My wife and I both love to cook and I'm looking to buy a nice, 6 qt, enameled dutch oven.

Le Creuset is the first that comes to mind, but I've been doing some research and have since learned that the Lodge Enamel product line often comes up as a close competitor in quality (not aesthetics).

Would you guys recommend purchasing a Lodge enamel dutch oven?

5 Answers 5


There is a good answer to a similar question, here What to look for when choosing a dutch oven? but since I had already written my answer, I'll leave it.

It depends on why you are buying it. There are several factors that go into picking any Dutch oven.

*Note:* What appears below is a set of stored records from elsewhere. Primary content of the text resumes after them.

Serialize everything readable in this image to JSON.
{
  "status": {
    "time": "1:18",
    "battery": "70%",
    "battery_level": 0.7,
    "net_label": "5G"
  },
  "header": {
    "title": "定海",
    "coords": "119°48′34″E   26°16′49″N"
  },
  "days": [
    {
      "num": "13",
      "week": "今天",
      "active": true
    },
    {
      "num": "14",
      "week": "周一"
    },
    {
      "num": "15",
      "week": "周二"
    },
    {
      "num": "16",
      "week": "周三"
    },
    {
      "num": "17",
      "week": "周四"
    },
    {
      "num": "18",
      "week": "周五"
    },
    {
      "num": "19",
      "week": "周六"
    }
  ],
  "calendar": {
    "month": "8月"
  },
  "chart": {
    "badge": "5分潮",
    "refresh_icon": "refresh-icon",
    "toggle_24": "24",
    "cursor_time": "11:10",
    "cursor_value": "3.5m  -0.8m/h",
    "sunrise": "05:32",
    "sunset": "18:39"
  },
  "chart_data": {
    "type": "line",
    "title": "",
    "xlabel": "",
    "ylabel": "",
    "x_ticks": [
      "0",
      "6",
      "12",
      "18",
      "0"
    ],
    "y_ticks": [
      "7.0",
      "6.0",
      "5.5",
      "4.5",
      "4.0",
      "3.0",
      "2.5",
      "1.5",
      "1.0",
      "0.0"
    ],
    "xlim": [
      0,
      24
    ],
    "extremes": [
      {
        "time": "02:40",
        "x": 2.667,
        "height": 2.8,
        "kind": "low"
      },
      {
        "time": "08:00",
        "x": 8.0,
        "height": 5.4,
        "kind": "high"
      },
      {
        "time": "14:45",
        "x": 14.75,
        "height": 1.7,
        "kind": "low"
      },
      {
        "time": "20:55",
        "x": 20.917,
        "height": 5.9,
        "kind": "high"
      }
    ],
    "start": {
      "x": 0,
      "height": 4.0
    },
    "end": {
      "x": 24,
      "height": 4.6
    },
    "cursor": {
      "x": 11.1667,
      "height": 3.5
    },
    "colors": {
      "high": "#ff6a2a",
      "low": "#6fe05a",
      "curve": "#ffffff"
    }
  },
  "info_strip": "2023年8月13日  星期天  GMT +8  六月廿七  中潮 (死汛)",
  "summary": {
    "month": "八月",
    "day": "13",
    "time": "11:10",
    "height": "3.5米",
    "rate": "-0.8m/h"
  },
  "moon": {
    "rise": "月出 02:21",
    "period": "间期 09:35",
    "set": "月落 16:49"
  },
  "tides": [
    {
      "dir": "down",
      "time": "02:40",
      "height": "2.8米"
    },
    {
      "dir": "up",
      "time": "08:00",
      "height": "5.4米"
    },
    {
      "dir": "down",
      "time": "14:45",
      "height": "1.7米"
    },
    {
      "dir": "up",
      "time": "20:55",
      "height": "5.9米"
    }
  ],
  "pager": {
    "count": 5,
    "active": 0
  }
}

Weight/thermal mass. The ability of the oven to retain, and release heat evenly is determined by its thermal mass, which is why they are made of cast iron and very heavy. Cooking quality for both with be comparable. Both are VERY heavy. There are other brands that work...there is a Mario Batali Dutch oven that has gotten good reviews, and I even have a Tramontina that I bought in a grocery store that is very well made and works well.

Lid fit. The lid has to be a good fit. If it is loose, or warped, when you are doing a braise the liquid will escape and your braise becomes a dehydrate or a burn. This is where "cheap" brands fail. However, either of these brands will do you well.

Thickness/evenness of the finish. This is, in my opinion, more aesthetic and long term care based, but if you are going to buy enameled, make sure you get a decent finish. There are some that look more like the enamel has been painted on. This is mostly your call. The problem with enamel finishes is that you have the chance of cracking or chipping it, and once that's done, there is no cost effective way to fix it. But the enamel affects the cooking least of all. I cook most things in my Lodge cast iron (no enamel) dutch oven, and while it affects the color of some dishes, there is the additional iron that I get in my diet...no Geritol ™ for me.

Cost. You can compare cost, but this will potentially be the biggest variable. It's why I own the Tramontina.

Status. This is a non-factor for me, but if you take dishes to your gated community potluck, the Le Creuset has more status. It is, after all, French.

Both are good brands, both will allow/help you to cook good food. You have to determine what the cost/status difference is between them, and how important that is. If both cost the same, I would probably go with the Le Creuset. Since they rarely do, I have more Lodge than Le Creuset in my kitchen.

  • Great answer, just one small nitpick: Since cast iron is reactive, if you are cooking on a raw, un-enameled dutch oven, then acidic foods like wine and tomatoes (which are commonly used in braises) can pick up off flavors.
    – ESultanik
    Aug 25, 2011 at 19:44

I've heard the quality on the Lodge enamel is top-notch. Given that they're pretty good on customer service from all I've heard, and they do know cast-iron, I'd say it's well worth the risk.


I have several Lodge pieces and a small set of Le Creuset, and I love both. I don't have an enameled lodge of any kind, but I can't imagine that it would be a bad purchase.


I bought one of the Lodge enameled dutch ovens as a Christmas gift for someone last year. She owns several Le Creuset pieces, and says that the Lodge compares very well to them.


Probably too late for the OP, but I have a Batali enameled cast-iron 6 qt dutch oven that is fantastic. It compares favorably price-wise to the Lodge, it's durable as I need it to be (I've used it probably 50+ times over 2+ years and the enameling is holding up very well). It is very sturdy, even-heating, and the lid fits tight. The biggest upside is that the lid has little nubs that make it self-basting (so you don't need to use the aluminum foil under the lid trick when doing a long braise). I love this pot!

The only possible downside is that the rim where the lid rests is not enameled, but I keep it dry and it hasn't rusted at all. I guess the other possible downside is limited color selectcion with the most widely available color being persimmon. I got one in brown so I don't have to think about Mario Batali's orange Crocs every time I make chili.

  • 1
    I think you'll find most decent enameled dutch ovens have a bare-metal joint between pot and lid. It helps reduce the chance of chipping of the enamel. I'd almost go so far as to recommend against an enameled pot that wasn't like this.